The Ca d'Oro Building is a commercial building in the Scottish city of Glasgow. The building was made a Category B listed building in 1970 and was then upgraded to Category A in 1988 after being restored from a fire.

== History ==
The building was constructed in 1872 as F and J Smith's Furniture Warehouse at a cost of £11,000. The Scottish architect John Honeyman was responsible for the design. Between 1926 and 1929, the building was expanded and partially revised according to a design by Gillespie Kidd & Coia. A fire devastated the building in 1987. When it was rebuilt, the interior was replaced by an atrium surrounded by shops. The restoration has been recognized by the Scottish Civic Trust.

== Description ==
Inspired by the Ca' d'Oro in Venice, the Ca d'Oro Building is designed in the style of Venetian Renaissance architecture. Set on the corner between Union Street and Gordon Street in the centre of Glasgow, the building is just north of the Egyptian Halls, with Glasgow Central train station opposite across Union Street.

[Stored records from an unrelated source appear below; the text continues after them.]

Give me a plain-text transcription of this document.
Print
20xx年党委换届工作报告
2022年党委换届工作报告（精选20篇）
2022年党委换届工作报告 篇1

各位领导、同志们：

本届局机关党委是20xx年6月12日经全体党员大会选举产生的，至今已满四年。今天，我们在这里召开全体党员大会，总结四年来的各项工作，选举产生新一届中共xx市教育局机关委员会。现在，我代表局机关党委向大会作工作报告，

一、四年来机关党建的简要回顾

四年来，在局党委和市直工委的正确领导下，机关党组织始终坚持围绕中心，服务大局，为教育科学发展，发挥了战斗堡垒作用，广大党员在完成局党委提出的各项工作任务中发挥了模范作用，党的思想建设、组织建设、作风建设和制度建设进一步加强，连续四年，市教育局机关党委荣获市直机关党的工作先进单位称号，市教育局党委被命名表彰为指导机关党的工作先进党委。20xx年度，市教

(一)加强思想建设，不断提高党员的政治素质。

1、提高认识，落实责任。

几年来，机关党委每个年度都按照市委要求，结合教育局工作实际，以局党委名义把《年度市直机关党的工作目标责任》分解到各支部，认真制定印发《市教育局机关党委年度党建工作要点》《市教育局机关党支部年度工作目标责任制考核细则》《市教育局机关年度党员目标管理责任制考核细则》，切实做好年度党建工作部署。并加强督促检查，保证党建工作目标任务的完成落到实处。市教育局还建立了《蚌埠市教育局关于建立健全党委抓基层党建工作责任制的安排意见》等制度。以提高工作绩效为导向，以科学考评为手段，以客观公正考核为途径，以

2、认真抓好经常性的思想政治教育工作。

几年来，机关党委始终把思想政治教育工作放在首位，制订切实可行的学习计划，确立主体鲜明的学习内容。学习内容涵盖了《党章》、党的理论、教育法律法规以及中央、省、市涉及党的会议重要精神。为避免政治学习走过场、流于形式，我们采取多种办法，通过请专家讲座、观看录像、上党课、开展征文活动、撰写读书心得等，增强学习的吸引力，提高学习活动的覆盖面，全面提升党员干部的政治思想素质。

The facade along Gordon Street is five arches wide. The cascade along Union Street was originally only four arches wide but in the course of restoring the building after the 1987 fire the building was expanded, adding two arches. The shop front on the ground floor of the four-story building is modern. The pillars of the round-arch arcade are banded; the archivolts, like the gusset plates, are ornamented. A stylized triglyph frieze runs over the fighters. A frieze with a tooth cut runs over it. The two upper floors feature cast iron arcades. Pilasters structure the facade vertically. Round windows are embedded above. The final cornice is decorated with a cross diamond frieze.